Now, if you don't care about historical perspective and don't mind listening, say, to a symphony in the style of Mozart even if it was composed as a pastiche 200 years after Mozart's death, provided that it is as good as a Mozart symphony, and if you love the symphonies of the late 19th-Century Russians (Tchaikovsky, Borodin, Rimsky) so much that you can never get enough, you can enjoy the music of Halvorsen with no nagging second thoughts. The Third Symphony is romantic, lyrical, impetuous indeed in the Finale (rather than dramatic - its character ndication is Allegro impetuoso), tender and at times sentimental in the slow movement, full of tunes although none seem to leave a strong imprint, unlike those of Tchaikovsky. In his conservative outlook Bruch also comes to mind, but Bruch was of an earlier generation (1838-1920), and I've found Bruch's symphonies more enjoyable, with more memorable tunes (see my review of Bruch: The 3 Symphonies, Swedish Dances (Schwedische Tanze). Sibelius' Fourth Symphony dates from 1911 and the final version of the Fifth from 1919, and Nielsen completed his Inextinguishable (Symph. No. 4) in 1916 and his 5th in 1922. Now I know why Sibelius and Nielsen are the major composers they are, oft-recorded, and Halvorsen a minor figure for the specialist with conservative tastes.

"Wedding March/Bryllupsmarsch" (track 5) is a folk-inspired "pops" for violin and orchestra, very suitable as a display piece for Andre Rieu, or maybe in a recital with Saint Saens' Havanaise and Rondo Capriccioso. That said, there is much atmosphere in and enjoyment to be derived from "Black Swans" (track 4) from 1921, dark and intense, somewhat reminiscent of Sibelius' Valse Triste and Swan of Tuonela, and "Wedding of Ravens", an early piece (in fact Halvorsen's debut as an orchestral composer, in 1891), is even more beautiful, three short variations for strings alone on a folk theme, sombre, brooding, aching, recalling the slow movement from Tchaikovsky's Serenade for strings, and in that league (track 6). Much too short (less than 4 minutes) for its value.

But the real house-rouser is Fossegrimen, the orchestral suite from the incidental music written by Halvorsen in 1905 for some now forgotten play about Fossegrimen, "the mythical music master of all underground creatures", and Torgeir Augunsson, "Norway's most celebrated fiddler". FANS OF COUNTRY FIDDLE, DON'T MISS THIS! In it Halvorsen not just orchestrates and develops symphonically Norwegian country dances, but uses the Hardanger fiddle, "the most common folk music instrument in Norway"(re the liner notes), an instrument prone to playing drones and double stops, to great effect.

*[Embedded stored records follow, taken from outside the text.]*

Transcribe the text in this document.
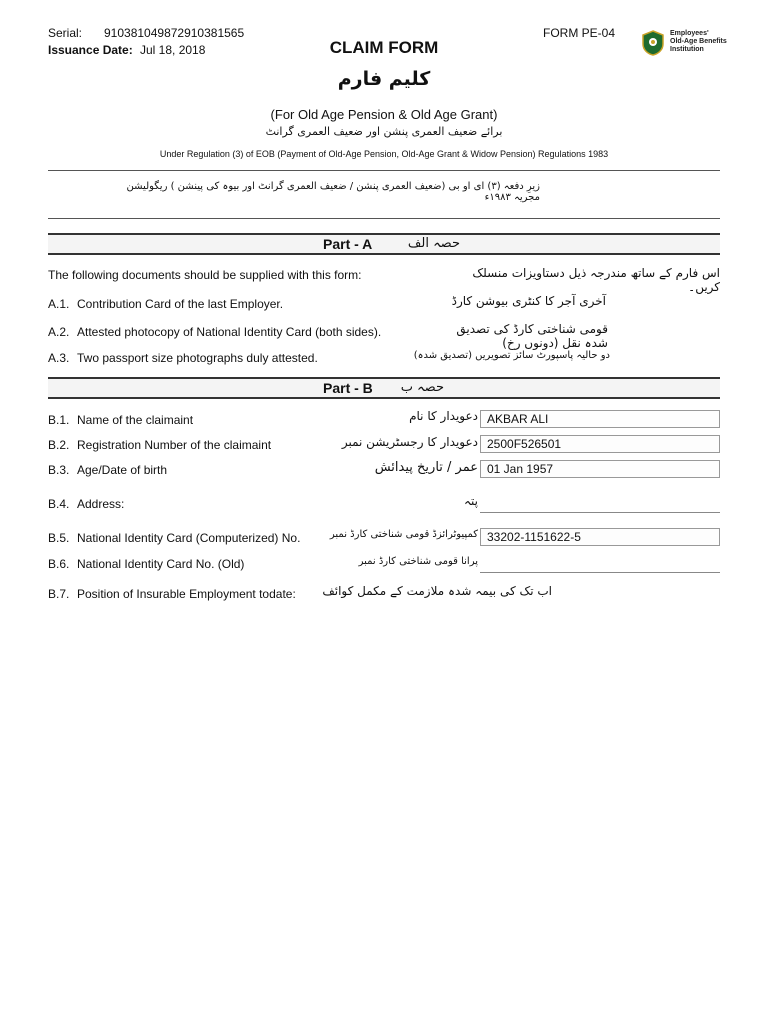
Serial: 910381049872910381565
Issuance Date: Jul 18, 2018
FORM PE-04	Employees'
Old-Age Benefits
Institution
CLAIM FORM
کلیم فارم
(For Old Age Pension & Old Age Grant)
برائے ضعیف العمری پنشن اور ضعیف العمری گرانٹ
Under Regulation (3) of EOB (Payment of Old-Age Pension, Old-Age Grant & Widow Pension) Regulations 1983
زیرِ دفعہ (۳) ای او بی (ضعیف العمری پنشن / ضعیف العمری گرانٹ اور بیوہ کی پینشن ) ریگولیشن مجریہ ۱۹۸۳ء
Part - A	حصہ الف
The following documents should be supplied with this form:	اس فارم کے ساتھ مندرجہ ذیل دستاویزات منسلک کریں۔
A.1. Contribution Card of the last Employer.	آخری آجر کا کنٹری بیوشن کارڈ
A.2. Attested photocopy of National Identity Card (both sides).	قومی شناختی کارڈ کی تصدیق شدہ نقل (دونوں رخ)
A.3. Two passport size photographs duly attested.	دو حالیہ پاسپورٹ سائز تصویریں (تصدیق شدہ)
Part - B	حصہ ب
B.1. Name of the claimaint	دعویدار کا نام AKBAR ALI
B.2. Registration Number of the claimaint	دعویدار کا رجسٹریشن نمبر 2500F526501
B.3. Age/Date of birth	عمر / تاریخ پیدائش 01 Jan 1957
B.4. Address:	پتہ
B.5. National Identity Card (Computerized) No.	کمپیوٹرائزڈ قومی شناختی کارڈ نمبر 33202-1151622-5
B.6. National Identity Card No. (Old)	پرانا قومی شناختی کارڈ نمبر
B.7. Position of Insurable Employment todate: اب تک کی بیمہ شدہ ملازمت کے مکمل کوائف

The Suite alternates between such country dances with fiddle (1, 3, 6), and purely orchestral movements, very evocative of Grieg's Peer Gynt in the tender and airy second and fourth movements, and with the 5th sounding, in its opening section, like a kind of Saint Saens Danse Macabre or Mussorgsky Night on the Bare Mountain. The score is available from the International Music Scores Library Project, bless them again. And to boot, Neeme Järvi, Chandos, Halvorsen, Norway and ourselves are also lucky to have, in the person of Ragnhild Hemsing (22 when the recording was made in 2010), not only an accomplished violinist, but the world specialist of Hardanger fiddle, and, judging from the photo that adorns the booklet's back cover of her in a light red gown standing on Norwegian ice, a stunning beauty. She doesn't yet have her entry on Wikipedia English (only Norwegian), but it shouldn't be long.